After all, Tulsa has one of the quickest offenses in NCAA football, averaging an offensive play every 23 seconds. Many times, Tulsa, operating out of a no-huddle scheme, needs only 14 seconds from setup to snap.

"We call it the 'Run and Gun,' man," said Todd Graham, who is completing his fourth season as the Golden Hurricane's head coach. "It's put it in the left lane, and put the hammer down."

It is a breathtaking scheme designed to leave opposing defenses gasping.

"We want to get 85 snaps on offense, and we want the other team to have 65 snaps," Graham said. "To do that, we run a fast-paced, no-huddle (offense). We practice like that, therefore our kids are in better shape. It takes two, three years to get in shape to run this system. It hurts your defense at first. But it starts to pick up as the years go by."

Hawaii (10-3)
vs.
Tulsa (9-3)

» When: Friday, 3 p.m.

» Where: Aloha Stadium

» TV: Live, ESPN

» Radio: Live, KKEA, 1420-AM

» Video streaming: Live on espn3.com

Tulsa was ranked No. 1 in total offense in 2007 and 2008, and is fifth this season.

Why the fast pace?

"I'm tryin' to make a livin', man" Graham said. "It sells tickets."

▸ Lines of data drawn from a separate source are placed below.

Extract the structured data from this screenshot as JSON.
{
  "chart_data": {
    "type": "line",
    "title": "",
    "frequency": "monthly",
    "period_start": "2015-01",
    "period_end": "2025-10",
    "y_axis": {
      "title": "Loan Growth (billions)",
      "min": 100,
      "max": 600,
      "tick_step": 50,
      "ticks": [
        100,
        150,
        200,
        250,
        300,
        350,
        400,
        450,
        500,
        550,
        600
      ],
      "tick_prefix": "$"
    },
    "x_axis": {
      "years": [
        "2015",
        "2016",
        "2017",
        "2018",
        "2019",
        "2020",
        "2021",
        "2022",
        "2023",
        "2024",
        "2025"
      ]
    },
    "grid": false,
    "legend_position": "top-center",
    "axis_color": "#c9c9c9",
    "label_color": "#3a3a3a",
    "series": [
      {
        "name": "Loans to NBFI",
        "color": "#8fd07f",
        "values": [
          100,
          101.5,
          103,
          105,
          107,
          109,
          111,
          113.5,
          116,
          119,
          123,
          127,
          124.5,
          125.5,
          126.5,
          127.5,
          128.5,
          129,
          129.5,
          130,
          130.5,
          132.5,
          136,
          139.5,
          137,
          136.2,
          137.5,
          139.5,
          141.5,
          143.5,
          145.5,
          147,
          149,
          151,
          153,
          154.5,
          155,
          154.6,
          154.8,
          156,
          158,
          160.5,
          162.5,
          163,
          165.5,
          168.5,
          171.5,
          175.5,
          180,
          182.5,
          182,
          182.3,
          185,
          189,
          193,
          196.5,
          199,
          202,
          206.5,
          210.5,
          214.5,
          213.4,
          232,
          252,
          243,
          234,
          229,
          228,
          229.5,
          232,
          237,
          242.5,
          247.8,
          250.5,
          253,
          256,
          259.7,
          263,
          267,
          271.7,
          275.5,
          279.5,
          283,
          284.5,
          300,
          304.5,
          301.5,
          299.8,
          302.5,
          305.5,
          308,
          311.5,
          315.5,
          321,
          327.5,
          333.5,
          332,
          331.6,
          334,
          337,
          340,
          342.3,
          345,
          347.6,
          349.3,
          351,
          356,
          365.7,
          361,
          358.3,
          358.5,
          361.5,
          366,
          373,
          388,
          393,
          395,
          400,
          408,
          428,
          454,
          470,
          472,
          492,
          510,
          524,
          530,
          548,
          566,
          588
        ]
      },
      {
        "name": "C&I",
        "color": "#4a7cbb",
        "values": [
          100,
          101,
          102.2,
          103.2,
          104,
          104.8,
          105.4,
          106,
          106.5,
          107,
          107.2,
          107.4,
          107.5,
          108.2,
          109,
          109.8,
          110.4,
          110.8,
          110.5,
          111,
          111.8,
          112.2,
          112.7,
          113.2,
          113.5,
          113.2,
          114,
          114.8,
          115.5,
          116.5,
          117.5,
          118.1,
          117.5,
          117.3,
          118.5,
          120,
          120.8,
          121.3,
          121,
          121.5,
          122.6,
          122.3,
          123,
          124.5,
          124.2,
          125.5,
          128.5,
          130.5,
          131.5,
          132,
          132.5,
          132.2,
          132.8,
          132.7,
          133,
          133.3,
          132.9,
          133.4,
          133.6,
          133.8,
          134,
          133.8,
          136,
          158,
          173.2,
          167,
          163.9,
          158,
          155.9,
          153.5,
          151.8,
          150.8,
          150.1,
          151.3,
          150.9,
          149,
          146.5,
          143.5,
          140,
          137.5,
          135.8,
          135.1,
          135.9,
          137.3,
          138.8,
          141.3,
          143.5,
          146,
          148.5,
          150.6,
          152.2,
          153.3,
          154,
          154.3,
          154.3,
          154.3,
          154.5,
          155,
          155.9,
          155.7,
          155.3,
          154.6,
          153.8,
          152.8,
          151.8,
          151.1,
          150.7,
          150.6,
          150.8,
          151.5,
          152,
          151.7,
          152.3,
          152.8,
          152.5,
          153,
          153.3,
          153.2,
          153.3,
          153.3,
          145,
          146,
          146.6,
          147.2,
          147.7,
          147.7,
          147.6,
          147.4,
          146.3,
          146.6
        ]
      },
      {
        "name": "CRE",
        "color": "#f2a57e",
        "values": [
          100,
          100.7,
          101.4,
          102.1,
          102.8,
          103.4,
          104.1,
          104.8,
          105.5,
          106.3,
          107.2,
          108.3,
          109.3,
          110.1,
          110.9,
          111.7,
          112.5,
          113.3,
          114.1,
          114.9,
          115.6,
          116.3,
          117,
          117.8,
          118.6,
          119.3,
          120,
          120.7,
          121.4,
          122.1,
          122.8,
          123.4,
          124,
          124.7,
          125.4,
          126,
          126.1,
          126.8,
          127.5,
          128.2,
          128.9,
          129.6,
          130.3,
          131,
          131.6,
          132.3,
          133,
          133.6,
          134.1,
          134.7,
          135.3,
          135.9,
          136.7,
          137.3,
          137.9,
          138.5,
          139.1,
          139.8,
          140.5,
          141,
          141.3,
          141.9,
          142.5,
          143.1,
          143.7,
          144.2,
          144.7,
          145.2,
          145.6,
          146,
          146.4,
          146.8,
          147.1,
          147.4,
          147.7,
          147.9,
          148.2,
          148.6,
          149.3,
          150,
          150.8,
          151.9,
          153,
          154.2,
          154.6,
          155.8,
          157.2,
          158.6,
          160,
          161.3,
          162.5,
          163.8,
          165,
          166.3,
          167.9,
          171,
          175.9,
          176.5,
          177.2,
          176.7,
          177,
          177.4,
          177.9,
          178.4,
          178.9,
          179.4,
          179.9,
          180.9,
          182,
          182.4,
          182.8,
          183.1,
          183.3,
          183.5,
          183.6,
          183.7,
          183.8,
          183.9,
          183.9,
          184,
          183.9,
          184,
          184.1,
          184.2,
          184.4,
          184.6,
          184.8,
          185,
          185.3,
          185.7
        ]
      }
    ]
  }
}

Graham said the offense is traced to Rich Rodriguez, now Michigan's head coach. In the 1993 NAIA championship game, Graham was defensive coordinator for East Central (Okla.), and Rodriguez was the head coach and offensive coordinator for Glenville State, which ran a no-back, no-huddle attack.

Eight years later, Rodriguez, who became West Virginia's head coach, hired Graham as linebackers coach.

"The origin of the offense comes from Coach Rodriguez," Graham said.

Through the years, Graham kept notes on the offenses that caused him the most grief. That collection became the offensive playbook when he was named Rice's head coach in 2006. The next year, he accepted the head coaching job at Tulsa, where he was the assistant head coach for three years through 2005.

"I spent a lot of time developing this system based on attacking defensive principles," Graham said. "It's been in the making for well over a decade. We basically run everything I hate to defend."

Graham said he emphasizes establishing the run first. But his teams regularly pass for more than 4,000 yards per season.

"It's an awesome offense," said quarterback G.J. Kinne, who started his college career at Texas. "We've got a great system. Hawaii has a great offense, too. It's going to be a fun game to watch."

Tulsa arrived Sunday afternoon, and practiced for 2 hours yesterday at Aloha Stadium. The Hurricane players were not discouraged by the downpour the past two days.

"When we left Tulsa, it was 30 degrees," Kinne said. "We get here, it was in the upper 70s."

Tulsa does not believe Hawaii's humidity will hinder the hurry-up offense.

Graham said it was his team's preference to play in this bowl. The other possible option was to play in Fort Worth, Texas.

True to his style, Graham tried to pull a fast one on his players.

"I was really concerned if we weren't going to go to Hawaii, how was I going to get them ready to go to Fort Worth?" Graham said. "Nothing against Fort Worth, but when I heard we were invited to Hawaii, I decided to play a little joke on them. I told them we were going to Fort Worth. They were all like, 'Oh, no.' I let that go on for about 30 seconds. Then I told them we were going to Hawaii, and they all cheered. They were extremely fired up to come to Hawaii."